Neblett, as Commission chairman, made his own promise: The Commission would appoint Tom Delgado if Hannett would sign the bill. It solved the problem. Hannett signed. The bill was law.
The maneuvering wasn’t over yet. Neblett persuaded Delgado – another appointee who knew nothing of game management – to hire a well-qualified executive secretary to handle the details. “Delgado readily agreed,” wrote former State Game Commissioner Elliott Barker. The executive secretary would gain valuable experience and be the prime candidate when Delgado’s two-year term expired.
Barker’s name came up again, but he was deeply involved in his family ranch and declined the offer. He recommended Edgar Perry, then a Forest Service ranger.
“Perry had become deeply interested in wildlife conservation, was a member of the GPA (Game Protection Association) and read up on wildlife management,” Barker wrote. “They then conferred with him, checked his forest ranger record and gave him the job.”
Amicable relations
In spite of some members’ feelings toward her, the GPA found Grace Melaven receptive to some of its ideas. So was Delgado. He met with the state association, now representing 26 chapters, and wrote in his annual report that “many matters were threshed out between the Department and Sportsmen, and a number of recommendations made by the latter were adopted by the Department and made a part of its plan. They were accepted in perfect good faith and have been followed to the best of the Department’s ability.”
Delgado’s tenure ended and the commission predictably appointed Edgar Perry as State Game Warden in January 1927, with the blessings of the association.
He, too, worked well with the sportsmen.
“Probably no where else on the continent do more amicable relations exist between sportsmen and conservation officials than in this state,” wrote Perry in his 1930 report. There were 41 chapters and nearly 7,000 members statewide and the Department recognized “that it belongs to the sportsmen as a plain matter of justice.”

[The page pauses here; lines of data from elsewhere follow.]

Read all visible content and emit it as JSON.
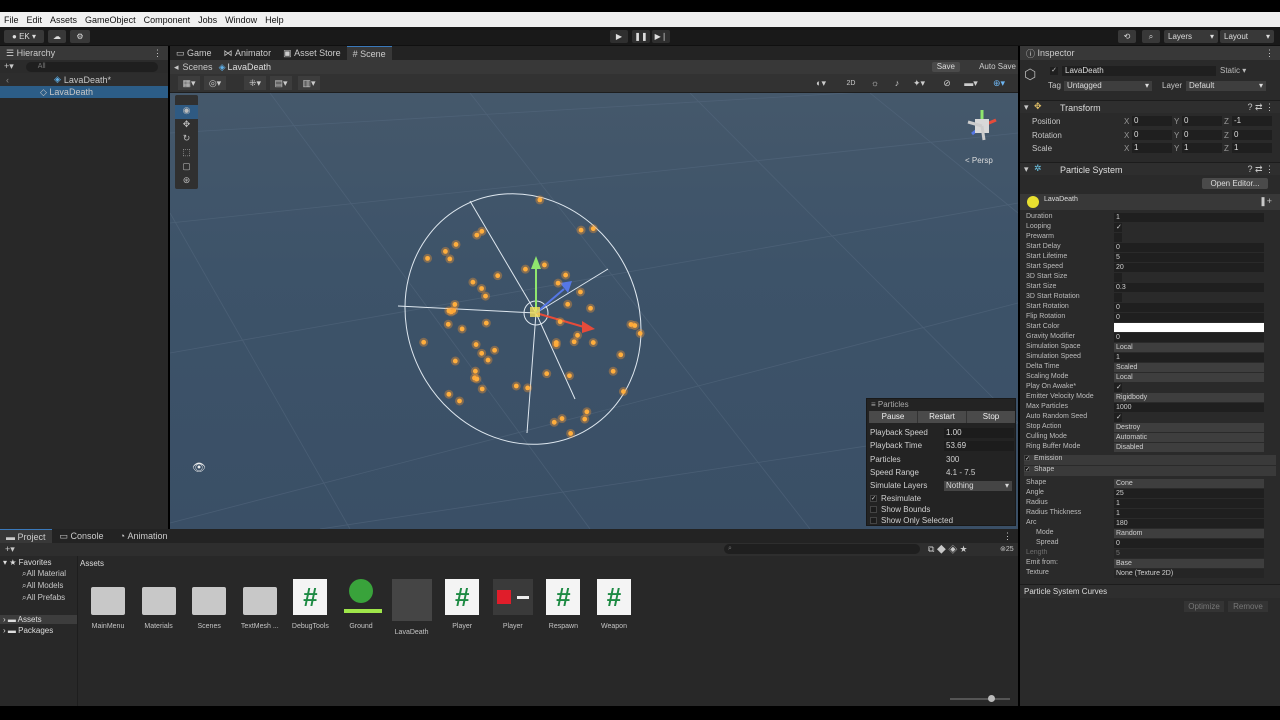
{
  "menu": [
    "File",
    "Edit",
    "Assets",
    "GameObject",
    "Component",
    "Jobs",
    "Window",
    "Help"
  ],
  "toolbar": {
    "account": "EK",
    "layers": "Layers",
    "layout": "Layout"
  },
  "hierarchy": {
    "title": "Hierarchy",
    "search_placeholder": "All",
    "scene": "LavaDeath*",
    "object": "LavaDeath"
  },
  "scene_tabs": [
    "Game",
    "Animator",
    "Asset Store",
    "Scene"
  ],
  "breadcrumb": {
    "root": "Scenes",
    "current": "LavaDeath"
  },
  "scene_header": {
    "save": "Save",
    "auto_save": "Auto Save",
    "mode_2d": "2D"
  },
  "viewport": {
    "persp": "Persp"
  },
  "particles_panel": {
    "title": "Particles",
    "buttons": [
      "Pause",
      "Restart",
      "Stop"
    ],
    "playback_speed_label": "Playback Speed",
    "playback_speed": "1.00",
    "playback_time_label": "Playback Time",
    "playback_time": "53.69",
    "particles_label": "Particles",
    "particles": "300",
    "speed_range_label": "Speed Range",
    "speed_range": "4.1 - 7.5",
    "simulate_layers_label": "Simulate Layers",
    "simulate_layers": "Nothing",
    "resimulate": "Resimulate",
    "show_bounds": "Show Bounds",
    "show_only_selected": "Show Only Selected"
  },
  "inspector": {
    "title": "Inspector",
    "object_name": "LavaDeath",
    "static": "Static",
    "tag_label": "Tag",
    "tag": "Untagged",
    "layer_label": "Layer",
    "layer": "Default",
    "transform": {
      "title": "Transform",
      "position_label": "Position",
      "position": [
        "0",
        "0",
        "-1"
      ],
      "rotation_label": "Rotation",
      "rotation": [
        "0",
        "0",
        "0"
      ],
      "scale_label": "Scale",
      "scale": [
        "1",
        "1",
        "1"
      ]
    },
    "particle_system": {
      "title": "Particle System",
      "open_editor": "Open Editor...",
      "module_name": "LavaDeath"
    },
    "props": [
      {
        "label": "Duration",
        "value": "1"
      },
      {
        "label": "Looping",
        "value": "✓"
      },
      {
        "label": "Prewarm",
        "value": ""
      },
      {
        "label": "Start Delay",
        "value": "0"
      },
      {
        "label": "Start Lifetime",
        "value": "5"
      },
      {
        "label": "Start Speed",
        "value": "20"
      },
      {
        "label": "3D Start Size",
        "value": ""
      },
      {
        "label": "Start Size",
        "value": "0.3"
      },
      {
        "label": "3D Start Rotation",
        "value": ""
      },
      {
        "label": "Start Rotation",
        "value": "0"
      },
      {
        "label": "Flip Rotation",
        "value": "0"
      },
      {
        "label": "Start Color",
        "value": ""
      },
      {
        "label": "Gravity Modifier",
        "value": "0"
      },
      {
        "label": "Simulation Space",
        "value": "Local"
      },
      {
        "label": "Simulation Speed",
        "value": "1"
      },
      {
        "label": "Delta Time",
        "value": "Scaled"
      },
      {
        "label": "Scaling Mode",
        "value": "Local"
      },
      {
        "label": "Play On Awake*",
        "value": "✓"
      },
      {
        "label": "Emitter Velocity Mode",
        "value": "Rigidbody"
      },
      {
        "label": "Max Particles",
        "value": "1000"
      },
      {
        "label": "Auto Random Seed",
        "value": "✓"
      },
      {
        "label": "Stop Action",
        "value": "Destroy"
      },
      {
        "label": "Culling Mode",
        "value": "Automatic"
      },
      {
        "label": "Ring Buffer Mode",
        "value": "Disabled"
      }
    ],
    "emission": "Emission",
    "shape_module": "Shape",
    "shape_props": [
      {
        "label": "Shape",
        "value": "Cone"
      },
      {
        "label": "Angle",
        "value": "25"
      },
      {
        "label": "Radius",
        "value": "1"
      },
      {
        "label": "Radius Thickness",
        "value": "1"
      },
      {
        "label": "Arc",
        "value": "180"
      },
      {
        "label": "Mode",
        "value": "Random"
      },
      {
        "label": "Spread",
        "value": "0"
      },
      {
        "label": "Length",
        "value": "5"
      },
      {
        "label": "Emit from:",
        "value": "Base"
      },
      {
        "label": "Texture",
        "value": "None (Texture 2D)"
      }
    ],
    "curves": "Particle System Curves",
    "optimize": "Optimize",
    "remove": "Remove"
  },
  "bottom_tabs": [
    "Project",
    "Console",
    "Animation"
  ],
  "project": {
    "favorites": "Favorites",
    "fav_items": [
      "All Material",
      "All Models",
      "All Prefabs"
    ],
    "assets": "Assets",
    "packages": "Packages",
    "path": "Assets",
    "count": "25",
    "items": [
      {
        "name": "MainMenu",
        "kind": "folder"
      },
      {
        "name": "Materials",
        "kind": "folder"
      },
      {
        "name": "Scenes",
        "kind": "folder"
      },
      {
        "name": "TextMesh ...",
        "kind": "folder"
      },
      {
        "name": "DebugTools",
        "kind": "script"
      },
      {
        "name": "Ground",
        "kind": "material"
      },
      {
        "name": "LavaDeath",
        "kind": "prefab"
      },
      {
        "name": "Player",
        "kind": "script"
      },
      {
        "name": "Player",
        "kind": "prefab-red"
      },
      {
        "name": "Respawn",
        "kind": "script"
      },
      {
        "name": "Weapon",
        "kind": "script"
      }
    ]
  },
  "colors": {
    "accent": "#2c5d87",
    "particle": "#ffae3d",
    "script_green": "#1d8a43"
  }
}
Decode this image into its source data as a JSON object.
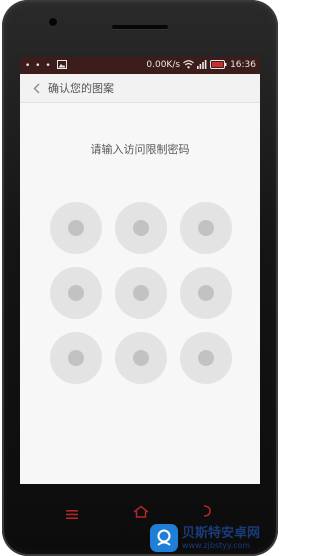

“In most sections of the state today the Commission does not move in any important matter except with the advice of the local association,” Perry said. “A great many grievous errors have been avoided by pursing this policy, and it is seldom indeed that the opinion of the local sportsmen is not well grounded. Each year at its annual convention, the New Mexico G.P.A. harmonizes all sectional ideas and preferences and lays down broad general policies for the guidance of the Department. The Commission and other officials of the Department sit in on these conventions and take part in the discussions, and the Department thereafter feels bound to put into effect the policies just arrived at.”
Eye on the prize
While helping shape the Commission’s actions on refuges, predator control and law enforcement, and trying to influence hunting and fishing regulations set by the legislature, the state group kept its eye on the prize: vesting regulatory authority in the State Game Commission. Learning from its successes, the association drafted a comprehensive code well in advance of the legislative session.
“GPA clubs throughout the State worked hard prior to the 1929 Legislature to get senators and representatives to agree to support the bill. They thought they had it made, but unforeseen opposition developed.”
The bill died, one vote shy of passage.
Perry, in the 1930 report, wrote regretfully of that demise:
” …it becomes ever more obvious that under our tremendous variety of environmental conditions it (game) cannot be effectively managed on the basis of statewide prescriptions… the managing agency must have wide administrative latitude.”
He hoped the next Legislature would “be able to see the advantage of modernizing the principles of administering one of the state’s most valuable economic assets.”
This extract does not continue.